Tendo começado a destacar-se vida literária dos anos seguintes ao modernismo, no final dos anos 30, Nemésio dirigiu a Revista de Portugal (1937-1940). Trata-se de uma das mais influentes publicações culturais do século XX em Portugal, caracterizada por um ecletismo que favoreceu a convergência, nas suas páginas, de várias gerações de escritores, com diferentes orientações estéticas.

No plano da produção literária propriamente dita, o poeta Vitorino Nemésio abre pistas para a leitura crítica da sua obra lírica, no prefácio da recolha Poesia (1935-1940), de 1961; aí sintetiza, com significado particularmente a partir de Eu, Comovido a Oeste, um pensamento poético dominado pelos “temas coerentes e reiterados da busca do sentido da existência pela representação do passado: o mundo da infância no microcosmo da Ilha: o isolamento no seio de uma comunidade patriarcal: revelação de Deus e do próximo na vizinhança e na família, do destino no amor e na promessa da morte” (Nemésio, 1989: 710). A poesia nemesiana inicia-se na juventude açoriana (Canto matinal, 1916) e prossegue praticamente até ao fim da vida: Nave etérea, 1922; La voyelle promise, 1935; O Bicho harmonioso, 1938; Eu, Comovido a Oeste, 1940; Festa redonda, 1950; Nem toda a noite a vida, 1952; O pão e a culpa, 1955; O verbo e a morte, 1959; O cavalo encantado, 1963; Andamento holandês e Poemas graves, 1964; Canto de véspera, 1966; Poemas brasileiros, 1972; Limite de idade, 1972; Sapateia açoriana, Andamento holandês e Outros poemas, 1976.

A obra ficcional de Vitorino Nemésio envolve outros componentes e escolhas formais. O seu romance mais significativo é Mau tempo no canal (1944), composto na sequência de Varanda de Pilatos (1926), que com ele forma uma espécie de ciclo de aprendizagem. Em Mau tempo no canal, pode ler-se uma representação do imaginário açoriano, com forte presença feminina, através da protagonista Margarida Clark Dulmo; nesse imaginário construído sobre um espaço nebuloso e atravessado por costumes, por mentalidades e por atitudes de forte caracterização cultural, em contexto açoriano, a memória pessoal ocupa lugar de destaque, como fator de reconstituição do mundo ficcionalizado e das figuras que o povoam. Note-se que, tal como muita da restante obra de Nemésio, Mau tempo no canal foi um romance tardiamente valorizado, decerto pelo facto de ter sido publicado em plena explosão do movimento neorrealista, com tudo o que isso implicou no plano das prioridades da crítica; o que poderá explicar que logo então não tenha sido feita plena justiça àquele que hoje é considerado um dos grandes romances da nossa literatura.

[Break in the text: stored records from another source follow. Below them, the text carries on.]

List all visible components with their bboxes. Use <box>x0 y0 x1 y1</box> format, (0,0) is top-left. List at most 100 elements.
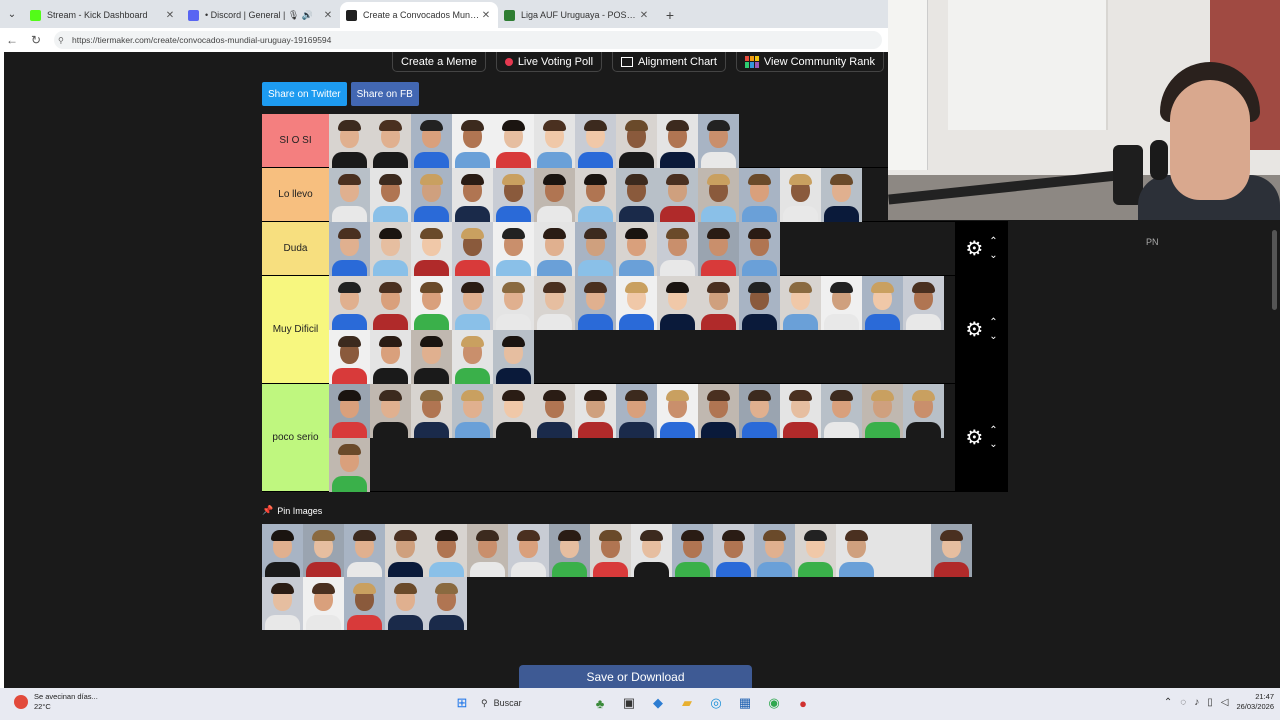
gear-icon[interactable]: ⚙ <box>965 428 983 448</box>
player-image[interactable] <box>452 168 493 222</box>
player-image[interactable] <box>698 114 739 168</box>
player-image[interactable] <box>452 330 493 384</box>
move-down-icon[interactable]: ⌄ <box>989 249 997 263</box>
player-image[interactable] <box>329 276 370 330</box>
player-image[interactable] <box>329 384 370 438</box>
player-image[interactable] <box>698 384 739 438</box>
player-image[interactable] <box>329 438 370 492</box>
player-image[interactable] <box>370 276 411 330</box>
player-image[interactable] <box>616 276 657 330</box>
player-image[interactable] <box>493 222 534 276</box>
player-image[interactable] <box>493 114 534 168</box>
player-image[interactable] <box>739 168 780 222</box>
player-image[interactable] <box>575 384 616 438</box>
live-voting-button[interactable]: Live Voting Poll <box>495 52 603 72</box>
network-icon[interactable]: ◌ <box>1180 697 1186 708</box>
tier-label[interactable]: Lo llevo <box>262 168 329 221</box>
move-up-icon[interactable]: ⌃ <box>989 424 997 438</box>
file-explorer-icon[interactable]: ▰ <box>677 693 697 713</box>
player-image[interactable] <box>452 384 493 438</box>
player-image[interactable] <box>534 384 575 438</box>
create-meme-button[interactable]: Create a Meme <box>392 52 486 72</box>
player-image[interactable] <box>616 384 657 438</box>
tier-label[interactable]: Muy Dificil <box>262 276 329 383</box>
clock[interactable]: 21:47 26/03/2026 <box>1236 692 1274 712</box>
player-image[interactable] <box>493 168 534 222</box>
player-image[interactable] <box>780 168 821 222</box>
player-image[interactable] <box>493 276 534 330</box>
player-image[interactable] <box>493 384 534 438</box>
scrollbar-thumb[interactable] <box>1272 230 1277 310</box>
share-twitter-button[interactable]: Share on Twitter <box>262 82 347 106</box>
gear-icon[interactable]: ⚙ <box>965 239 983 259</box>
player-image[interactable] <box>931 524 972 577</box>
player-image[interactable] <box>370 330 411 384</box>
back-icon[interactable]: ← <box>0 33 24 47</box>
move-down-icon[interactable]: ⌄ <box>989 438 997 452</box>
tray-chevron-icon[interactable]: ⌃ <box>1164 697 1172 708</box>
move-up-icon[interactable]: ⌃ <box>989 235 997 249</box>
player-image[interactable] <box>836 524 931 577</box>
player-image[interactable] <box>616 222 657 276</box>
player-image[interactable] <box>903 384 944 438</box>
site-info-icon[interactable]: ⚲ <box>58 36 72 45</box>
tab-list-icon[interactable]: ⌄ <box>0 0 24 28</box>
player-image[interactable] <box>780 276 821 330</box>
player-image[interactable] <box>575 168 616 222</box>
task-view-icon[interactable]: ▣ <box>619 693 639 713</box>
player-image[interactable] <box>370 222 411 276</box>
windows-start-icon[interactable]: ⊞ <box>452 693 472 713</box>
player-image[interactable] <box>780 384 821 438</box>
player-image[interactable] <box>385 524 426 577</box>
record-app-icon[interactable]: ● <box>793 693 813 713</box>
player-image[interactable] <box>411 330 452 384</box>
weather-widget[interactable]: Se avecinan días... 22°C <box>14 692 98 712</box>
player-image[interactable] <box>903 276 944 330</box>
player-image[interactable] <box>467 524 508 577</box>
taskbar-search[interactable]: ⚲ Buscar <box>481 692 581 714</box>
player-image[interactable] <box>657 168 698 222</box>
player-image[interactable] <box>411 114 452 168</box>
player-image[interactable] <box>329 114 370 168</box>
player-image[interactable] <box>795 524 836 577</box>
player-image[interactable] <box>590 524 631 577</box>
player-image[interactable] <box>370 114 411 168</box>
player-image[interactable] <box>575 114 616 168</box>
player-image[interactable] <box>657 114 698 168</box>
player-image[interactable] <box>821 384 862 438</box>
player-image[interactable] <box>713 524 754 577</box>
edge-icon[interactable]: ◎ <box>706 693 726 713</box>
store-icon[interactable]: ◆ <box>648 693 668 713</box>
player-image[interactable] <box>370 384 411 438</box>
player-image[interactable] <box>739 384 780 438</box>
player-image[interactable] <box>329 168 370 222</box>
player-image[interactable] <box>549 524 590 577</box>
move-up-icon[interactable]: ⌃ <box>989 316 997 330</box>
move-down-icon[interactable]: ⌄ <box>989 330 997 344</box>
widgets-icon[interactable]: ♣ <box>590 693 610 713</box>
player-image[interactable] <box>739 222 780 276</box>
player-image[interactable] <box>616 168 657 222</box>
player-image[interactable] <box>575 276 616 330</box>
save-download-button[interactable]: Save or Download <box>519 665 752 688</box>
player-image[interactable] <box>452 222 493 276</box>
browser-tab[interactable]: • Discord | General | 🎙 🔊 ✕ <box>182 2 340 28</box>
player-image[interactable] <box>739 276 780 330</box>
player-image[interactable] <box>821 168 862 222</box>
player-image[interactable] <box>370 168 411 222</box>
alignment-chart-button[interactable]: Alignment Chart <box>612 52 726 72</box>
player-image[interactable] <box>698 276 739 330</box>
player-image[interactable] <box>303 577 344 630</box>
browser-tab[interactable]: Stream - Kick Dashboard ✕ <box>24 2 182 28</box>
browser-tab[interactable]: Liga AUF Uruguaya - POSICIONES✕ <box>498 2 656 28</box>
community-rank-button[interactable]: View Community Rank <box>735 52 884 72</box>
share-fb-button[interactable]: Share on FB <box>350 82 419 106</box>
player-image[interactable] <box>344 524 385 577</box>
player-image[interactable] <box>426 577 467 630</box>
tab-close-icon[interactable]: ✕ <box>638 10 650 21</box>
player-image[interactable] <box>262 577 303 630</box>
tier-label[interactable]: poco serio <box>262 384 329 491</box>
player-image[interactable] <box>534 276 575 330</box>
gear-icon[interactable]: ⚙ <box>965 320 983 340</box>
player-image[interactable] <box>657 384 698 438</box>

A Mau tempo no canal seguem-se O mistério do Paço do Milhafre (1949) e os contos de Quatro prisões debaixo de armas (1971), bem como as crónicas de Corsário das Ilhas (1956), de Viagens ao pé da porta (1969) e de Jornal do Observador (1974). O que a ficção nemesiana atesta, entre outros aspetos, é uma arte de narrar em que o contador de histórias de matriz açoriana articula estratégias realistas com incursões psicológicas e com uma vocação de arguto cronista do tempo e dos espaços observados.

Para além de uma obra literária hoje amplamente reconhecida, Vitorino Nemésio ficou a dever à televisão a notoriedade pública de um notável comunicador e divulgador de cultura, por força do programa Se bem me lembro (a partir de 1969), bem depois de uma primeira colaboração cronística na rádio, nos anos 40 (Ondas médias, 1945). O centenário de Vitorino Nemésio, celebrado em 2001, confirmou não apenas a crescente atenção crítica merecida por um dos grandes escritores do século XX português, mas também o que já anteriormente fora observado: o carácter polimórfico e mutável da sua obra.

 

Referência

NEMÉSIO, Vitorino (1989). Obras completas, vol. II: Poesia. Lisboa: Imprensa Nacional-Casa da Moeda.